Experimental program
Comparison scheme
Effect test

Embodiment 1

[0042] Embodiment 1: Detection CyHV-Ⅰ, CyHV-Ⅱ, CyHV-Ⅲ test of Cyprinidae herpesviruses

[0043] 1) Reagents

[0044] 10×Taq Buffer: Tris-HCl 100 mM, KCl 500 mM, MgCl 2 20 mM, dNTPs 2 mM, Taq enzyme 1U / μL;

[0045] Primers: CyHV-F, CyHV-R, 10 μM each, pure water, positive quality control DNA 10 μg / ml;

[0046] The primer sequences are:

[0047] Upstream primer: CyHV-F: CACCTCTTGTTTTCSGCCAAC SEQ ID NO:1

[0048] Downstream primer: CyHV-R: AGGTCMGGCCTGGGCAGACC SEQ ID NO:2

[0049] Positive quality control: including the nucleic acid DNA of CyHV-Ⅰ, CyHV-Ⅱ, CyHV-Ⅲ viruses of Cynidae herpesviruses.
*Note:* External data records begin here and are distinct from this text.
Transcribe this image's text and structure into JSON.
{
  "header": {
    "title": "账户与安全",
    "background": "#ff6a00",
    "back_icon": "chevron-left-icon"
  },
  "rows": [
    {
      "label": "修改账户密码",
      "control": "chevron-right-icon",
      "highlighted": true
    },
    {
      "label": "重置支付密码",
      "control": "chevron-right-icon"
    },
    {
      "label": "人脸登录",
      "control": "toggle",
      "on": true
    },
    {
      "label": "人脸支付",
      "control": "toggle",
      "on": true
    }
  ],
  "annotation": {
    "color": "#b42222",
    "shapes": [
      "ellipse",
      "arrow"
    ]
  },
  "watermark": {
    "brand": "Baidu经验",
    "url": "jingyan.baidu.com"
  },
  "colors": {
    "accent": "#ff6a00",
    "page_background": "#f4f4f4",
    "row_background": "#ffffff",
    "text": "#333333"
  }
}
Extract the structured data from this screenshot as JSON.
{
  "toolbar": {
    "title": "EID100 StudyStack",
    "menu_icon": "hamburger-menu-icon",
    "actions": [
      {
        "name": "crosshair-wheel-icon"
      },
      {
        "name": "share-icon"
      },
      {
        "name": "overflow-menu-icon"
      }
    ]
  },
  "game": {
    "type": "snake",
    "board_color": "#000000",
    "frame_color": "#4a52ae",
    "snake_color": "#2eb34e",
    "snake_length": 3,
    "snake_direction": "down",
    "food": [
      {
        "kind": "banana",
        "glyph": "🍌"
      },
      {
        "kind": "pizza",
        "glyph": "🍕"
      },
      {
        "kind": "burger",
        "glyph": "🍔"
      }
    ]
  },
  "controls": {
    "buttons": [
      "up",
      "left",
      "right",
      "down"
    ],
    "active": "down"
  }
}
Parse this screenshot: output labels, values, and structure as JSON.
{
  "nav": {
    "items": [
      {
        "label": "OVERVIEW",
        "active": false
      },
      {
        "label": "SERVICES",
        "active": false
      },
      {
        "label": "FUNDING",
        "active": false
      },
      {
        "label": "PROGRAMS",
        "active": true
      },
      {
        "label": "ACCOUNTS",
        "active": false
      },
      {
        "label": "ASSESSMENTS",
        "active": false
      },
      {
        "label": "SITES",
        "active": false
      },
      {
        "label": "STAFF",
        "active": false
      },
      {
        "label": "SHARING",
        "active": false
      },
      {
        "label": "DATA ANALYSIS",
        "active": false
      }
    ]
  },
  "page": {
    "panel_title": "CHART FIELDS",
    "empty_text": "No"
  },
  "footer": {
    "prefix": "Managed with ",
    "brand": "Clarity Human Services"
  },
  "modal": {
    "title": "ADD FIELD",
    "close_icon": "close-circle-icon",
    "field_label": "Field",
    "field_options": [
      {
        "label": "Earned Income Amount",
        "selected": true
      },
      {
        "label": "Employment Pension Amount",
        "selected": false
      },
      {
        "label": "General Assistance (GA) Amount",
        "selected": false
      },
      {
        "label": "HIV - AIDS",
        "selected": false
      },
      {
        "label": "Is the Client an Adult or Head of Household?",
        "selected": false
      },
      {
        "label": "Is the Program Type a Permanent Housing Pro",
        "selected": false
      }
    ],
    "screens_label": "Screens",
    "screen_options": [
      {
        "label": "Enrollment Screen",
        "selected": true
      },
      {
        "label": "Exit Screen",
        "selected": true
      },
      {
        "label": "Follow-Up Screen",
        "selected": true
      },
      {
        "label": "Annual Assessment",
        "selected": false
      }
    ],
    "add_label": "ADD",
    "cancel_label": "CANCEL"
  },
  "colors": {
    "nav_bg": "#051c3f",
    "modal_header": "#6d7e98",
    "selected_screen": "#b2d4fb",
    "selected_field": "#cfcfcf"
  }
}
Among them, CyHV-Ⅰ, CyHV-Ⅱ and CyHV-Ⅲ are artificially synthesized (Bosun Biotechnology (Shanghai) Co., Ltd., the same below) containing the following sequences of the target fragments amplified by the above primers:

[0050] CyHV-1: CACCTGCTCTTCTCCGCCAACAGGTGGGAGCTGGTGCCCCTGATGAAGCAGAAGCTGGAACGGGGGACGAGCCTGGTGTTGGACAGGTACGCATTCTCCGGTGTGGCATTCAGCAGCGCGAAACCTGACATGCCCGTGGAGTGGTGCATG...

Embodiment 2

[0069] Example 2: Simultaneous detection of CyHV-I, CyHV-II, and CyHV-III PCR detection primers, kits and detection methods for further effect detection.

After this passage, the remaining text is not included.